Riga - La Banque centrale européenne a abaissé jeudi sa prévision de croissance pour 2018 en zone euro, à 2,1% contre 2,4% auparavant, mais s'attend désormais à une inflation à 1,7% cette année et l'an prochain, contre 1,4% auparavant.

Réunie à Riga, en Lettonie, l'institution monétaire intègre ainsi le coup de froid enregistré au premier trimestre sur la conjoncture, ainsi que les "incertitudes croissantes" nées des tensions commerciales entre Washington et ses principaux partenaires.

Pour l'an prochain, elle attend toujours une hausse du PIB de 1,9% en zone euro, suivie d'un ralentissement à +1,7% l'année suivante.

Le ciel se dégage en revanche côté inflation - seul critère explicitement prévu dans le mandat de la BCE -, avec une remontée stimulée par les prix de l'énergie mais aussi les hausses de salaires.

L'institution prévoit désormais une évolution des prix calée sur +1,7% dans les trois prochaines années, proche de son objectif légèrement inférieur à 2% à moyen terme.

La BCE se retrouve ainsi dans une situation inverse de l'année dernière, au cours de laquelle elle n'avait cessé de relever ses prévisions de croissance et d'abaisser ses pronostics d'inflation, perplexe face à cette configuration économique atypique.

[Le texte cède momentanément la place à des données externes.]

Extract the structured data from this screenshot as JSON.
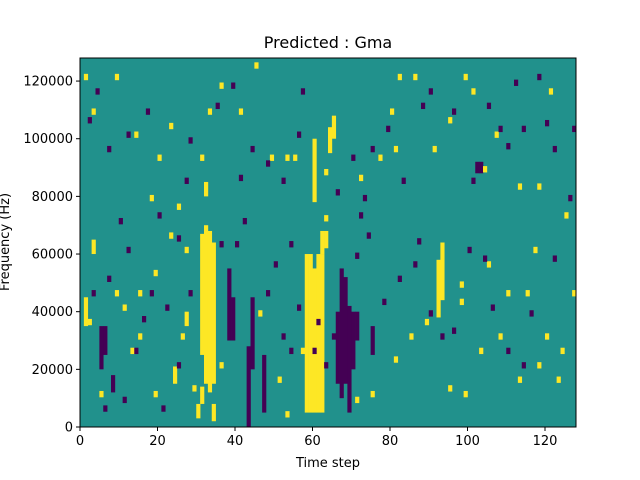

Le retour à un schéma plus classique, où l'évolution des prix accompagne celle de la production, lui a permis jeudi de programmer la sortie progressive du vaste programme de rachats d'actifs mené depuis 2015.

Sauf déception sur l'inflation dans les prochains mois, les rachats d'obligations publiques et privées passeront de 30 milliards d'euros à 15 milliards d'euros mensuels entre octobre et décembre, avant de cesser à la fin de l'année.